Django Categories with subcategories

Question

I was able to show categories for Category Model (Man and Woman). Now I want to make forwarding for a category to the site with subcategory where will show subcategory with product

This is my models.py

class Category(models.Model):
    name = models.CharField(max_length=200,
                            db_index=True)
    slug = models.SlugField(max_length=200,
                            db_index=True)

    class Meta:
        ordering = ('name',)
        verbose_name = 'category'
        verbose_name_plural = 'categories'

    def __str__(self):
        return self.name

    def get_absolute_url(self):
        return reverse('shop:product_list_by_category',
                       args=[self.slug])

class SubcategoryMan(models.Model):
    category = models.ForeignKey(Category,
                                 related_name='subcategorymans')
    name = models.CharField(max_length=200,
                            db_index=True)
    slug = models.SlugField(max_length=200,
                            db_index=True)

    def __str__(self):
        return self.name

class ProductMan(models.Model):
    category = models.ForeignKey(SubcategoryMan,
                                 related_name='productsman')
    name = models.CharField(max_length=200,
                            db_index=True)
    slug = models.SlugField(max_length=200,
                            db_index=True)
    image = models.ImageField(upload_to='productsman/%Y/%m/%d',
                              blank=True)
    description = models.TextField(blank=True)
    price = models.DecimalField(max_digits=10, decimal_places=2)
    stock = models.PositiveIntegerField()
    available = models.BooleanField(default=True)
    created = models.DateTimeField(auto_now_add=True)
    updated = models.DateTimeField(auto_now=True)

    class Meta:
        ordering = ('name',)
        index_together = (('id', 'slug'),)

    def __str__(self):
        return self.name

This is my views.py file

def product_list(request, category_slug=None):
    category = None
    categories = Category.objects.all()
    products = ProductMan.objects.filter(available=True)
    if category_slug:
        category = get_object_or_404(Category, slug=category_slug)
        products = products.filter(category=category)
    return render(request,
                  'shop/product/list.html',
                  {'category': category,
                   'categories': categories,
                   'products': products})

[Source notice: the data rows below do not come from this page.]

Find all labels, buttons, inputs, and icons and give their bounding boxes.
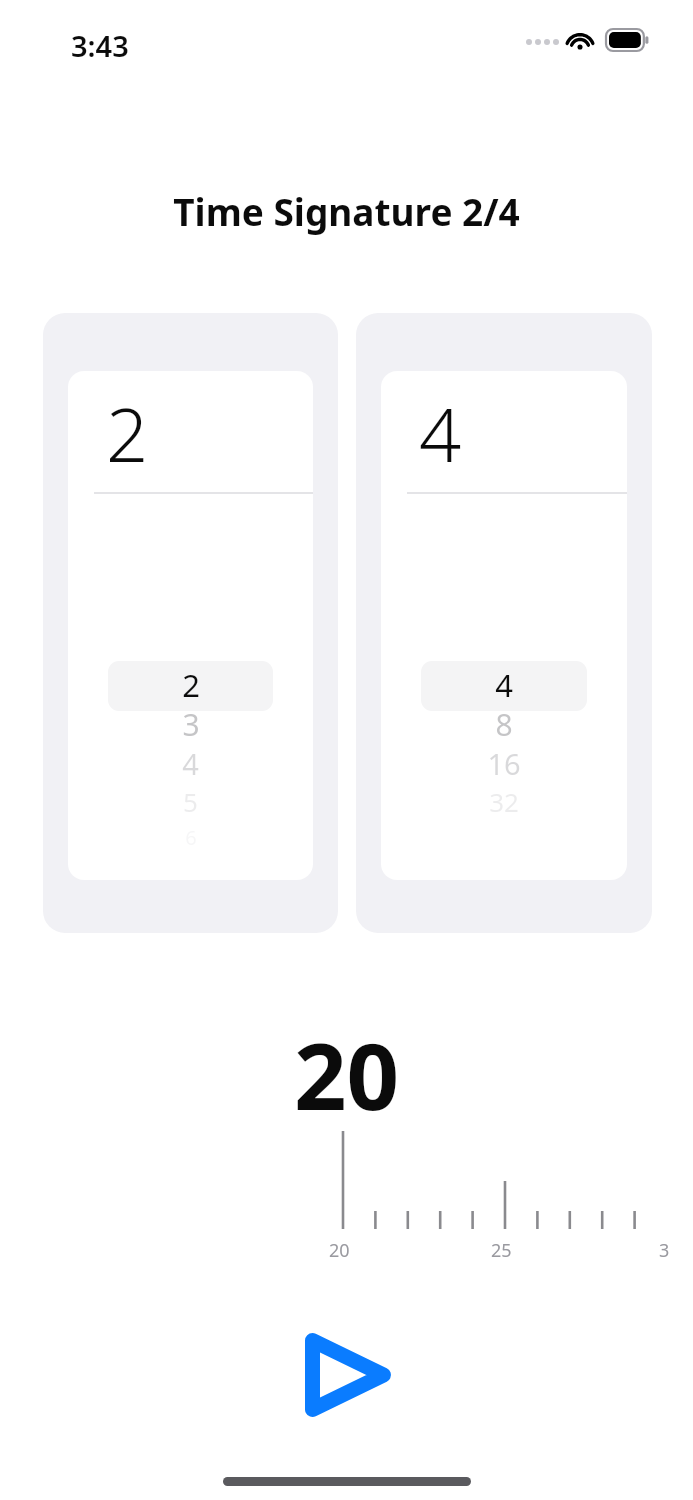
staticText: 16 (487, 744, 521, 783)
button[interactable]: 3 (68, 704, 313, 744)
button[interactable]: 2 (68, 664, 313, 704)
staticText: 25 (491, 1238, 512, 1263)
staticText: 8 (495, 704, 513, 744)
staticText: 4 (182, 744, 199, 783)
button[interactable]: 16 (381, 744, 627, 784)
staticText: 20 (329, 1238, 350, 1263)
staticText: 20 (0, 1012, 693, 1137)
staticText: 4 (495, 664, 513, 704)
staticText: Time Signature 2/4 (0, 186, 693, 236)
staticText: 32 (489, 784, 519, 819)
staticText: 4 (419, 383, 462, 484)
staticText: 3:43 (71, 26, 129, 65)
button[interactable]: 4 (381, 664, 627, 704)
button[interactable]: 4 (68, 744, 313, 784)
staticText: 3 (182, 704, 200, 744)
staticText: 2 (106, 383, 149, 484)
staticText: 5 (183, 784, 198, 819)
button[interactable]: Beats per measure (43, 313, 338, 933)
staticText: 3 (659, 1238, 670, 1263)
button[interactable]: Play (290, 1322, 406, 1428)
button[interactable]: Tempo ruler (300, 1125, 693, 1265)
button[interactable]: Note value (356, 313, 652, 933)
button[interactable]: 8 (381, 704, 627, 744)
staticText: 2 (182, 664, 200, 704)
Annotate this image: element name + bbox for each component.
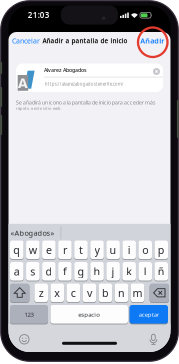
button[interactable]: o	[138, 240, 152, 259]
staticText: l	[144, 264, 147, 278]
staticText: Se añadirá un icono a la pantalla de ini…	[16, 98, 156, 106]
staticText: o	[142, 243, 148, 257]
staticText: p	[158, 243, 165, 257]
button[interactable]: b	[99, 284, 112, 302]
button[interactable]: t	[74, 240, 88, 259]
button[interactable]: j	[106, 262, 120, 281]
staticText: m	[132, 286, 142, 300]
staticText: Cancelar	[12, 36, 40, 45]
staticText: j	[112, 264, 115, 278]
staticText: z	[39, 286, 44, 300]
button[interactable]: f	[58, 262, 72, 281]
button[interactable]: e	[42, 240, 56, 259]
staticText: v	[87, 286, 92, 300]
staticText: 123	[24, 310, 34, 318]
button[interactable]: w	[26, 240, 40, 259]
staticText: Añadir a pantalla de inicio	[42, 36, 127, 45]
staticText: Añadir	[140, 36, 164, 46]
staticText: b	[102, 286, 109, 300]
button[interactable]: Shift	[10, 284, 29, 302]
staticText: h	[94, 264, 100, 278]
button[interactable]: l	[138, 262, 152, 281]
staticText: e	[46, 243, 52, 257]
staticText: i	[128, 243, 131, 257]
button[interactable]: espacio	[50, 305, 128, 324]
staticText: espacio	[78, 310, 100, 318]
button[interactable]: q	[10, 240, 24, 259]
staticText: A	[18, 73, 28, 92]
button[interactable]: 123	[10, 305, 48, 324]
staticText: «Abogados»	[10, 228, 54, 238]
staticText: ñ	[158, 264, 165, 278]
button[interactable]: x	[50, 284, 64, 302]
staticText: d	[45, 264, 52, 278]
button[interactable]: d	[42, 262, 56, 281]
button[interactable]: Clear text	[153, 68, 160, 75]
staticText: r	[63, 243, 67, 257]
staticText: x	[54, 286, 60, 300]
button[interactable]: Añadir	[140, 36, 164, 46]
button[interactable]: n	[115, 284, 128, 302]
button[interactable]: k	[122, 262, 136, 281]
button[interactable]: h	[90, 262, 104, 281]
staticText: y	[94, 243, 100, 257]
staticText: c	[71, 286, 76, 300]
button[interactable]: y	[90, 240, 104, 259]
staticText: g	[78, 264, 84, 278]
staticText: Alvarez Abogados	[44, 66, 87, 74]
staticText: 21:03	[28, 10, 50, 20]
button[interactable]: g	[74, 262, 88, 281]
staticText: https://alvarezabogadostenerife.com/	[45, 81, 124, 87]
button[interactable]: z	[34, 284, 48, 302]
staticText: w	[29, 243, 37, 257]
staticText: s	[30, 264, 35, 278]
button[interactable]: Dictation	[148, 334, 158, 345]
button[interactable]: ñ	[154, 262, 168, 281]
button[interactable]: c	[66, 284, 80, 302]
staticText: t	[79, 243, 83, 257]
button[interactable]: p	[154, 240, 168, 259]
staticText: f	[63, 264, 67, 278]
button[interactable]: u	[106, 240, 120, 259]
staticText: aceptar	[139, 310, 159, 318]
button[interactable]: v	[83, 284, 96, 302]
staticText: rápido a este sitio web.	[16, 105, 62, 111]
staticText: q	[13, 243, 20, 257]
button[interactable]: m	[131, 284, 144, 302]
button[interactable]: Delete	[150, 284, 169, 302]
button[interactable]: i	[122, 240, 136, 259]
button[interactable]: Cancelar	[12, 36, 40, 45]
staticText: a	[14, 264, 20, 278]
button[interactable]: a	[10, 262, 24, 281]
button[interactable]: aceptar	[130, 305, 168, 324]
staticText: n	[118, 286, 125, 300]
staticText: k	[126, 264, 132, 278]
button[interactable]: r	[58, 240, 72, 259]
button[interactable]: s	[26, 262, 40, 281]
staticText: u	[110, 243, 117, 257]
button[interactable]: Emoji	[19, 334, 29, 344]
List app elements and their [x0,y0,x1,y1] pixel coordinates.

This is my URL (in app shop)

urlpatterns = [
    url(r'^$', views.product_list, name='product_list'),
    url(r'^(?P<category_slug>[-\w]+)/$',
        views.product_list,
        name='product_list_by_category')
]

and this is my list.html

{% extends "shop/base.html" %}
{% load static %}

{% block content %}

    <ul>
        <li>
            <a href="{% url 'shop:product_list' %}">Wszystkie</a>
        </li>
        {% for c in categories %}
            <li>
                <a href="{{c.get_absolute_url}}">{{c.name}}</a>
            </li>
        {% endfor %}
    </ul>

{% endblock %}

I know I must create URL and view for detail, and show product but now I want to know what I can do to create forwarding to the subcategory (create views and URL ? )

Answer 1

I have category Man and Women. I want to when i click on Man forwarding to new site with subcategory ( T-shirt , Shorts etc. )

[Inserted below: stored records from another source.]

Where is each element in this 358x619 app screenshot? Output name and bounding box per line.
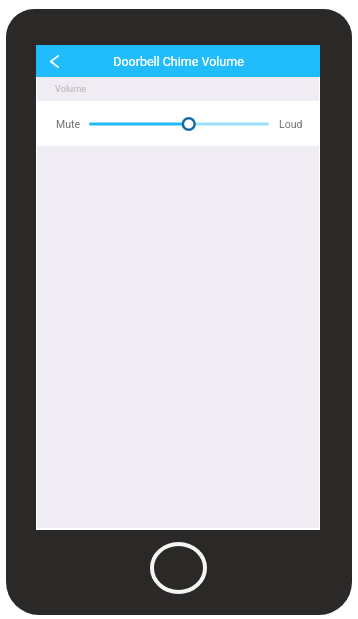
button[interactable]: Mute (37, 101, 319, 146)
staticText: Mute (56, 118, 80, 130)
button[interactable]: Home (150, 542, 207, 594)
staticText: Volume (55, 83, 87, 94)
staticText: Doorbell Chime Volume (113, 54, 244, 69)
button[interactable]: Chime volume (89, 116, 269, 132)
staticText: Loud (279, 118, 303, 130)
button[interactable]: Back (41, 48, 67, 74)
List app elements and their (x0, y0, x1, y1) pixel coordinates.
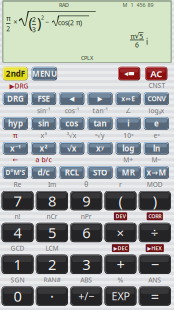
button[interactable]: 1 (2, 255, 34, 274)
staticText: FSE (38, 93, 50, 104)
button[interactable]: xʸ (87, 142, 113, 155)
staticText: RAN# (43, 276, 60, 284)
staticText: 6 (135, 41, 139, 50)
button[interactable]: = (139, 286, 171, 306)
button[interactable]: · (36, 286, 68, 306)
staticText: DRG (7, 93, 24, 104)
button[interactable]: 0 (2, 286, 34, 306)
button[interactable]: x⇔E (116, 92, 141, 105)
staticText: √x (67, 143, 77, 154)
staticText: ◀ (124, 71, 128, 77)
button[interactable]: MR (116, 166, 141, 179)
button[interactable]: × (104, 223, 137, 242)
button[interactable]: 9 (70, 191, 102, 210)
button[interactable]: STO (87, 166, 113, 179)
staticText: × (116, 224, 124, 241)
staticText: 6 (82, 223, 90, 242)
button[interactable]: ◀ (59, 92, 84, 105)
staticText: r (119, 180, 122, 189)
button[interactable]: e (144, 117, 169, 130)
staticText: sin (38, 118, 49, 129)
button[interactable]: log (116, 142, 141, 155)
staticText: x→M (146, 167, 166, 178)
staticText: Im (48, 180, 56, 189)
button[interactable]: sin (31, 117, 56, 130)
staticText: sin⁻¹ (37, 106, 50, 115)
button[interactable]: RCL (59, 166, 84, 179)
button[interactable]: i (116, 117, 141, 130)
button[interactable]: + (104, 255, 137, 274)
button[interactable]: FSE (31, 92, 56, 105)
staticText: DEV (116, 213, 126, 220)
staticText: CPLX (81, 54, 93, 62)
staticText: M+ (123, 155, 133, 164)
staticText: ( (28, 12, 32, 32)
button[interactable]: ) (139, 191, 171, 210)
staticText: ) (37, 12, 41, 32)
staticText: 8 (48, 191, 56, 210)
button[interactable]: x⁻¹ (3, 142, 28, 155)
staticText: √ (135, 31, 140, 40)
staticText: nCr (46, 212, 57, 221)
button[interactable]: D°M'S (3, 166, 28, 179)
button[interactable]: 7 (2, 191, 34, 210)
staticText: logₐx (148, 106, 164, 115)
button[interactable]: hyp (3, 117, 28, 130)
staticText: ← (12, 156, 18, 164)
button[interactable]: 2ndF (3, 67, 28, 80)
staticText: MOD (147, 180, 163, 189)
button[interactable]: ▶ (87, 92, 113, 105)
staticText: GCD (11, 244, 25, 253)
button[interactable]: 8 (36, 191, 68, 210)
staticText: LCM (45, 244, 58, 253)
staticText: 3 (32, 25, 36, 34)
button[interactable]: MENU (32, 67, 57, 80)
staticText: RCL (65, 167, 79, 178)
button[interactable]: ln (144, 142, 169, 155)
staticText: ◀ (69, 95, 74, 102)
staticText: tan (94, 118, 106, 129)
button[interactable]: +/− (70, 286, 102, 306)
button[interactable]: 4 (2, 223, 34, 242)
staticText: 0 (14, 286, 22, 306)
staticText: i (146, 36, 148, 47)
staticText: − (151, 255, 159, 274)
button[interactable]: Backspace (118, 67, 140, 80)
staticText: M− (151, 155, 161, 164)
staticText: ABS (80, 276, 92, 284)
button[interactable]: 6 (70, 223, 102, 242)
button[interactable]: CONV (144, 92, 169, 105)
button[interactable]: EXP (104, 286, 137, 306)
staticText: cos (65, 118, 78, 129)
button[interactable]: cos (59, 117, 84, 130)
button[interactable]: x→M (144, 166, 169, 179)
button[interactable]: ( (104, 191, 137, 210)
button[interactable]: x² (31, 142, 56, 155)
staticText: 2 (32, 15, 36, 24)
staticText: +/− (78, 289, 94, 303)
button[interactable]: 2 (36, 255, 68, 274)
staticText: x⁻¹ (10, 143, 21, 154)
staticText: CNST (148, 81, 166, 90)
staticText: CORR (148, 213, 161, 220)
button[interactable]: − (139, 255, 171, 274)
staticText: 2 (6, 24, 10, 33)
staticText: 9 (82, 191, 90, 210)
button[interactable]: ÷ (139, 223, 171, 242)
staticText: 5 (48, 223, 56, 242)
button[interactable]: tan (87, 117, 113, 130)
button[interactable]: √x (59, 142, 84, 155)
button[interactable]: DRG (3, 92, 28, 105)
staticText: % (118, 276, 124, 284)
staticText: ÷ (151, 224, 159, 241)
button[interactable]: 5 (36, 223, 68, 242)
staticText: d/c (38, 167, 50, 178)
staticText: 2ndF (6, 68, 25, 79)
staticText: 3 (82, 255, 90, 274)
button[interactable]: 3 (70, 255, 102, 274)
staticText: CONV (147, 94, 165, 103)
staticText: x⇔E (121, 94, 135, 103)
button[interactable]: d/c (31, 166, 56, 179)
staticText: ³√x (67, 131, 77, 140)
button[interactable]: AC (145, 67, 167, 80)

This is not what happens. Your django application does not actively forward the client somewhere. In fact there is no way the server can send commands to the client. (Okay actually there are ways, but you do not need this in your use case.)

When the client clicks the link you rendered into the previous response a new page will be requested. The information which category was clicked is in the url. Django delegates that request to the correct view depending on the url to render another template. You already defined the url. Now you need a view and a template. The connection between server and client is stateless. That means your django does not know or keep track of which site the client has opened. It just answers to every single request

The django tutorial covers all the code necessary to do exactly this.

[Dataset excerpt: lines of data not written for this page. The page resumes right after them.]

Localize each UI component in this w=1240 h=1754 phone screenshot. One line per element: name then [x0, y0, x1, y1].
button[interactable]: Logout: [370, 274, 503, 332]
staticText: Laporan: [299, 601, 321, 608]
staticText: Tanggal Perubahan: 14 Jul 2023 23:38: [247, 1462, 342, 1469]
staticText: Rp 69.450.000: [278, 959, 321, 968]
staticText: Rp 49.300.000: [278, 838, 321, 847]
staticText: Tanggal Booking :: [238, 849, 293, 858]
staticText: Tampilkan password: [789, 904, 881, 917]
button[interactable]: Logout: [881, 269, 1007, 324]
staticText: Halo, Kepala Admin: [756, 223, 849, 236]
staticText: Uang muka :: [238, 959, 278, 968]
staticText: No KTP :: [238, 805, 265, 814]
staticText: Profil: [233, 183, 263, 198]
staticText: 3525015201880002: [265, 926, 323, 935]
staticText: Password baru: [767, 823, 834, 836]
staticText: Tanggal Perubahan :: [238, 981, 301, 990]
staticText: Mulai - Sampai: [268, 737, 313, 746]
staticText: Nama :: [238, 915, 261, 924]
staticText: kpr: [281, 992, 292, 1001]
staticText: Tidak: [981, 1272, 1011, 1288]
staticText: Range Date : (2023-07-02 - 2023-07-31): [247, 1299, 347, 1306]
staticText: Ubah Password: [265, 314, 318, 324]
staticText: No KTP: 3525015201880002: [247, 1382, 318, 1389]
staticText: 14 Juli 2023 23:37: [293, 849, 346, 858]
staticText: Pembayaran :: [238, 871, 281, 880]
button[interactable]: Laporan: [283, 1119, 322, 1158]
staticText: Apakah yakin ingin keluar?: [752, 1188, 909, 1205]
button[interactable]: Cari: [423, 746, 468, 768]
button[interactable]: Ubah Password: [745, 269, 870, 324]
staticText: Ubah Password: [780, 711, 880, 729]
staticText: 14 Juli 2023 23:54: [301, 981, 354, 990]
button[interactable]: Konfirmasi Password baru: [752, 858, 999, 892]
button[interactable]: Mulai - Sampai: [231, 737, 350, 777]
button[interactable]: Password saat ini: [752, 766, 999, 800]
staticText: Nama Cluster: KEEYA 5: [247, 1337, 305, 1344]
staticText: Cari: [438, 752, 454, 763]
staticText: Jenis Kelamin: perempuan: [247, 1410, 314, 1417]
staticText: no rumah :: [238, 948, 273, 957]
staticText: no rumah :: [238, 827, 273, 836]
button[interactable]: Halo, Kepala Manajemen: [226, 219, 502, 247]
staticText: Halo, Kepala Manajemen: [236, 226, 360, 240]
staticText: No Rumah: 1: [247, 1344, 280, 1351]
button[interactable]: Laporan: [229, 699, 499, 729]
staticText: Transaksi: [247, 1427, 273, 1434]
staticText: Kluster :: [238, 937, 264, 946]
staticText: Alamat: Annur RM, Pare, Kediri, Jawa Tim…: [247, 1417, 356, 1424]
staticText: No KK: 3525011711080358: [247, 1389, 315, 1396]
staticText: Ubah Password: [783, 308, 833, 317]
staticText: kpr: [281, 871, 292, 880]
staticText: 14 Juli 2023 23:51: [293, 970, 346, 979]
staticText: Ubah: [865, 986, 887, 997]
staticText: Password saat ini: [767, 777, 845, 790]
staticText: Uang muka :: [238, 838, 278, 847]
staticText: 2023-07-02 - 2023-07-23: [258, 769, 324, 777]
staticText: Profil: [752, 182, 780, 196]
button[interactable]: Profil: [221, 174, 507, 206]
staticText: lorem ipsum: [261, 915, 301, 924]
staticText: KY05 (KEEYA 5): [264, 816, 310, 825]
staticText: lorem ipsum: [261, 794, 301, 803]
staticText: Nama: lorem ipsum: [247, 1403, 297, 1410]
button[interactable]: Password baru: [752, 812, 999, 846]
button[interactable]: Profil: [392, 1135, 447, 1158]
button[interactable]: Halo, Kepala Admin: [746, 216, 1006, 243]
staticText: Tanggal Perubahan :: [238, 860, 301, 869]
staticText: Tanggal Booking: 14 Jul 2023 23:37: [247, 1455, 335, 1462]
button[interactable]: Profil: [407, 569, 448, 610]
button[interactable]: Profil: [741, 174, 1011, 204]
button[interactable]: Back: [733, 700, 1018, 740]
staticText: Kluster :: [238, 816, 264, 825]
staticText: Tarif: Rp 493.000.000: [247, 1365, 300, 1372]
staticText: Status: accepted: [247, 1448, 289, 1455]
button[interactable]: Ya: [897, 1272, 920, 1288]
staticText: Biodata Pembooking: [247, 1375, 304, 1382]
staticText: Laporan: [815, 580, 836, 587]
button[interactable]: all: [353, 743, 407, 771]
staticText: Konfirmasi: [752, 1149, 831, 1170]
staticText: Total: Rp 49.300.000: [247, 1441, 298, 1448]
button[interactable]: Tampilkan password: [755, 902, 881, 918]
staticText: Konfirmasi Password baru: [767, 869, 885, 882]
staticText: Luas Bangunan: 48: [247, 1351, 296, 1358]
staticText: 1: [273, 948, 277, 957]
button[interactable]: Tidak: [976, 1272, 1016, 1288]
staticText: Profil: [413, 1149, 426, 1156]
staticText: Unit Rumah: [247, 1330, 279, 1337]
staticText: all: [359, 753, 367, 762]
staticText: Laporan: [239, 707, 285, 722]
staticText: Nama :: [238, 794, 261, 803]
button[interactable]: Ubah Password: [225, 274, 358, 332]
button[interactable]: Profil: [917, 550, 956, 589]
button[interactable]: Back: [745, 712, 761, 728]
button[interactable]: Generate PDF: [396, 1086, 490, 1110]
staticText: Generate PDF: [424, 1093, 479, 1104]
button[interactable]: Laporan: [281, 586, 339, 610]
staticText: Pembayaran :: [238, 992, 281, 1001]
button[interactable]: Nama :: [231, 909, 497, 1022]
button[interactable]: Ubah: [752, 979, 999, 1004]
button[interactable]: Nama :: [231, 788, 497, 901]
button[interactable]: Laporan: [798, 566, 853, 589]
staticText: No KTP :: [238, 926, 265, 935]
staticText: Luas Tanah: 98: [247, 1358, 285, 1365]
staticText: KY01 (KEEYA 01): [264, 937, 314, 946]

A side note: You do not have not split your categories and products into separate models for each gender. You can just create a model Product with a field gender which enables you to filter every "man category" on the content of this field. Like this:

GENDER_CHOICES = (
    ('man', 'man'),
    ('woman', 'woman'),
    ('kids'), 'kids'),   # yeah that's not a gender but you could want to have this
)

class Product(models.Model): 
    category = models.ForeignKey(Category, related_name='product')
    name = models.CharField(max_length=200, db_index=True)

    # all the other product fields

    gender = models.CharField(max_length=30, choices=GENDER_CHOICES)

If want only the man products in your view you could then filter it like this:

man_products = Product.objects.filter(gender='man')

or this:

# get all men's shoes from the database
man_shoes = Product.object.filter(gender='man', category__slug='shoes')